Merck & Co. has bailed early on a phase 3 test of the anti-TIGIT antibody vibostolimab after a high rate of discontinuations rendered the trial’s success unlikely.
The Big Pharma had been evaluating vibostolimab in combination with anti-PD-1 immunotherapy Keytruda in the KeyVibe-010 trial as an adjuvant treatment for patients with resected high-risk melanoma.
But a higher rate of discontinuations mainly due to “immune-mediated adverse experiences” among patients taking the combination regimen meant it was “highly unlikely that the trial could achieve a statistically significant improvement” in the primary endpoint of recurrence-free survival, the company said.
As a result, the independent data monitoring committee recommended that Merck unblind the trial and offer all patients the option of receiving just Keytruda. The study had originally been expected to read out in 2026.
“Through our clinical development program, we continue to ask the tough questions in an effort to fully explore the potential of novel co-formulations and combinations that build on the foundation of Keytruda, with a goal to improve upon current standards of care and help even more patients with cancer,” Marjorie Green, senior vice president and head of oncology, global clinical development at Merck Research Laboratories, said in the May 13 release.
This is not the first time vibostolimab has run into problems in the clinic. Last year, Merck revealed that a combination of vibostolimab and Keytruda was numerically less effective than the chemotherapy docetaxel in terms of progression-free survival among non-small cell lung cancer patients.
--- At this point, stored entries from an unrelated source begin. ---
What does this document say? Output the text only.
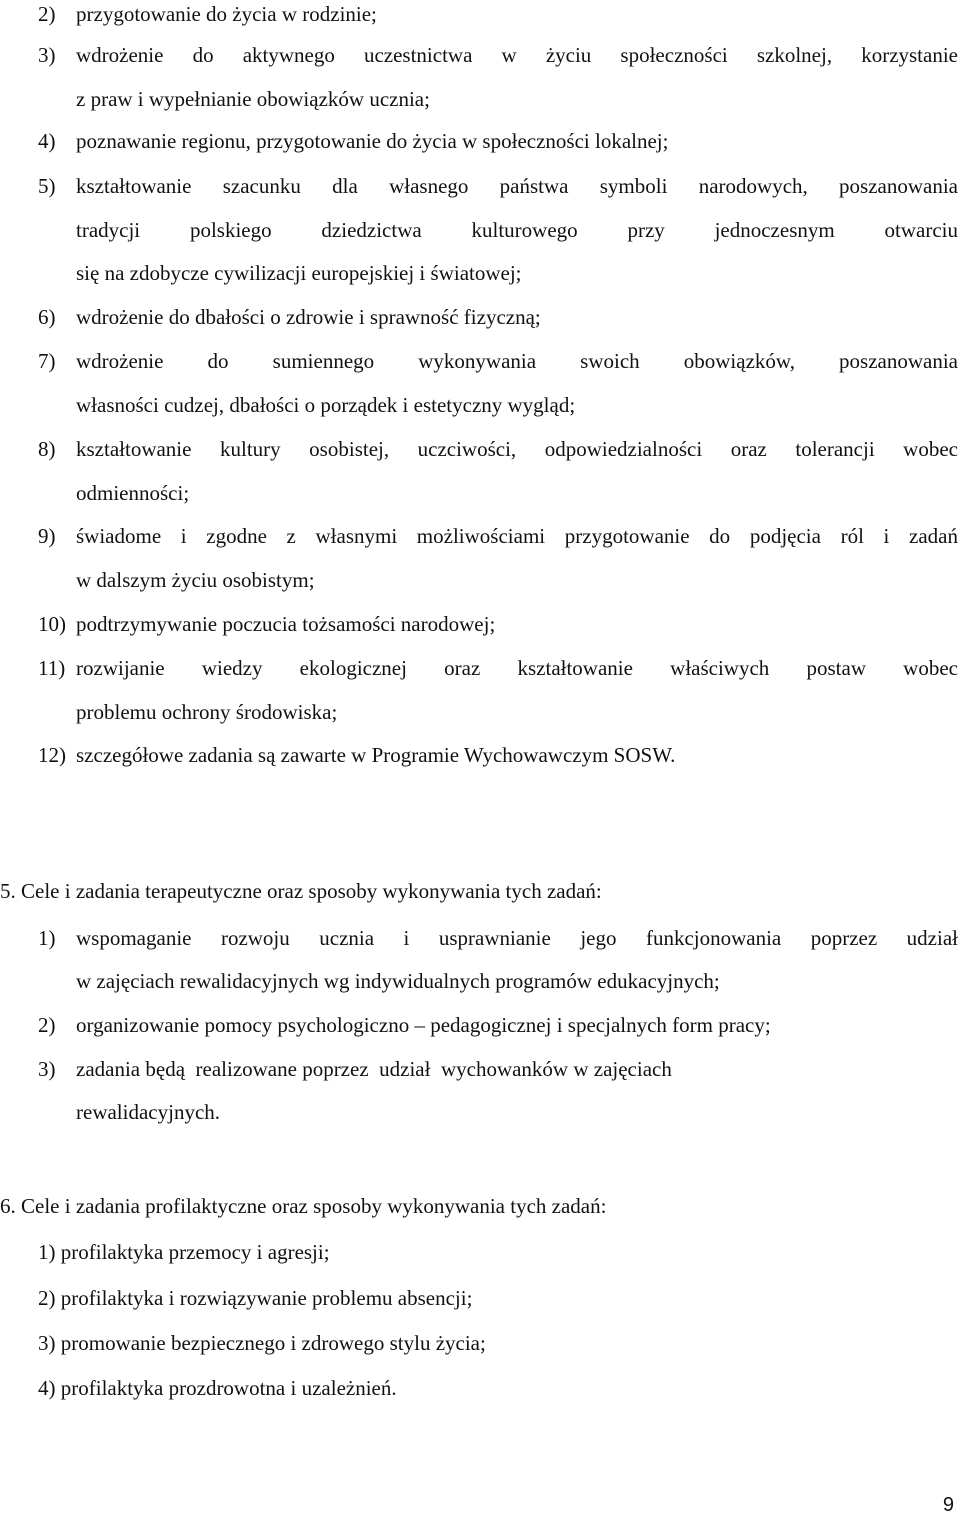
2) przygotowanie do życia w rodzinie;
3) wdrożenie do aktywnego uczestnictwa w życiu społeczności szkolnej, korzystanie
z praw i wypełnianie obowiązków ucznia;
4) poznawanie regionu, przygotowanie do życia w społeczności lokalnej;
5) kształtowanie szacunku dla własnego państwa symboli narodowych, poszanowania
tradycji polskiego dziedzictwa kulturowego przy jednoczesnym otwarciu
się na zdobycze cywilizacji europejskiej i światowej;
6) wdrożenie do dbałości o zdrowie i sprawność fizyczną;
7) wdrożenie do sumiennego wykonywania swoich obowiązków, poszanowania
własności cudzej, dbałości o porządek i estetyczny wygląd;
8) kształtowanie kultury osobistej, uczciwości, odpowiedzialności oraz tolerancji wobec
odmienności;
9) świadome i zgodne z własnymi możliwościami przygotowanie do podjęcia ról i zadań
w dalszym życiu osobistym;
10) podtrzymywanie poczucia tożsamości narodowej;
11) rozwijanie wiedzy ekologicznej oraz kształtowanie właściwych postaw wobec
problemu ochrony środowiska;
12) szczegółowe zadania są zawarte w Programie Wychowawczym SOSW.
5. Cele i zadania terapeutyczne oraz sposoby wykonywania tych zadań:
1) wspomaganie rozwoju ucznia i usprawnianie jego funkcjonowania poprzez udział
w zajęciach rewalidacyjnych wg indywidualnych programów edukacyjnych;
2) organizowanie pomocy psychologiczno – pedagogicznej i specjalnych form pracy;
3) zadania będą  realizowane poprzez  udział  wychowanków w zajęciach
rewalidacyjnych.
6. Cele i zadania profilaktyczne oraz sposoby wykonywania tych zadań:
1) profilaktyka przemocy i agresji;
2) profilaktyka i rozwiązywanie problemu absencji;
3) promowanie bezpiecznego i zdrowego stylu życia;
4) profilaktyka prozdrowotna i uzależnień.
9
It’s still not the end of the road for vibostolimab, however. Merck has four other phase 3 lung cancer trials involving the antibody ongoing with a combined total of about 3,000 patients enrolled. None of these trials are expected to be altered in the wake of today’s news, the company stressed.
Talking to investors at an event back in December 2023, Merck’s chief medical officer Eliav Barr, M.D., identified phase 3 as where TIGITs would need to prove their worth. “We have to acknowledge that there have been phase 2 studies that have looked good, and then there’s been phase 3s that have been more complex. So, the way I see the compound is we would wait to see phase 3 and go from there,” Barr said at the time.
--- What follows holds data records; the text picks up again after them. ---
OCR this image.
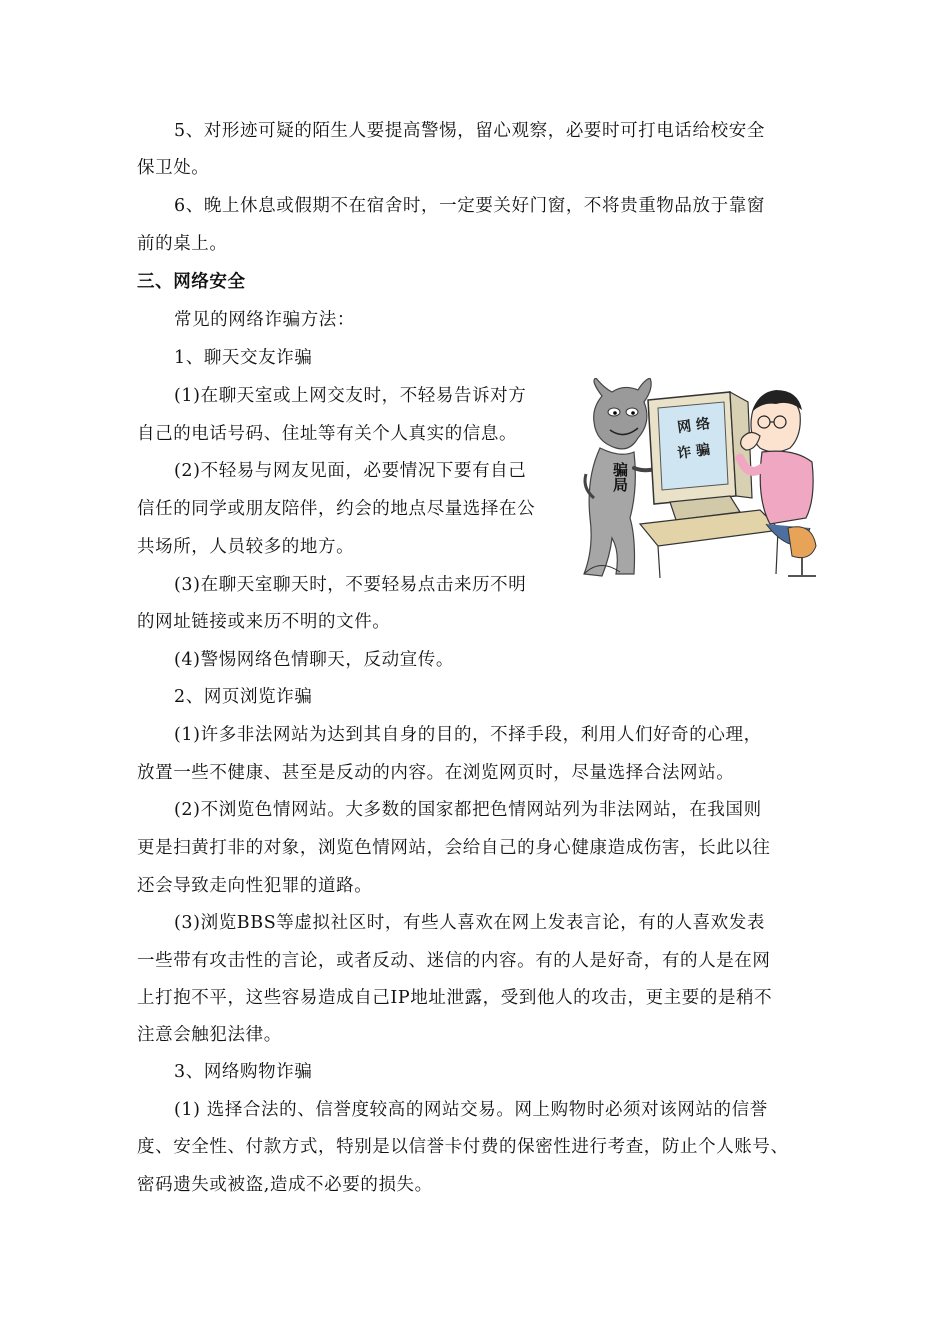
5、对形迹可疑的陌生人要提高警惕，留心观察，必要时可打电话给校安全
保卫处。
6、晚上休息或假期不在宿舍时，一定要关好门窗，不将贵重物品放于靠窗
前的桌上。
三、网络安全
常见的网络诈骗方法：
1、聊天交友诈骗
(1)在聊天室或上网交友时，不轻易告诉对方
自己的电话号码、住址等有关个人真实的信息。
(2)不轻易与网友见面，必要情况下要有自己
信任的同学或朋友陪伴，约会的地点尽量选择在公
共场所，人员较多的地方。
(3)在聊天室聊天时，不要轻易点击来历不明
的网址链接或来历不明的文件。
(4)警惕网络色情聊天，反动宣传。
2、网页浏览诈骗
(1)许多非法网站为达到其自身的目的，不择手段，利用人们好奇的心理，
放置一些不健康、甚至是反动的内容。在浏览网页时，尽量选择合法网站。
(2)不浏览色情网站。大多数的国家都把色情网站列为非法网站，在我国则
更是扫黄打非的对象，浏览色情网站，会给自己的身心健康造成伤害，长此以往
还会导致走向性犯罪的道路。
(3)浏览BBS等虚拟社区时，有些人喜欢在网上发表言论，有的人喜欢发表
一些带有攻击性的言论，或者反动、迷信的内容。有的人是好奇，有的人是在网
上打抱不平，这些容易造成自己IP地址泄露，受到他人的攻击，更主要的是稍不
注意会触犯法律。
3、网络购物诈骗
(1) 选择合法的、信誉度较高的网站交易。网上购物时必须对该网站的信誉
度、安全性、付款方式，特别是以信誉卡付费的保密性进行考查，防止个人账号、
密码遗失或被盗,造成不必要的损失。
骗局
网 络
诈 骗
Merck’s executives can take some comfort from the fact that their Big Pharma peers have also struggled to demonstrate the effect of TIGIT blockade on cancer, despite the high hopes once heaped on the modality. Still, the year got off to a decent start with Roche posting a phase 3 win for tiragolumab in esophageal cancer, even if the use of a comparator that is no longer the standard of care complicates efforts to tease out the antibody’s impact.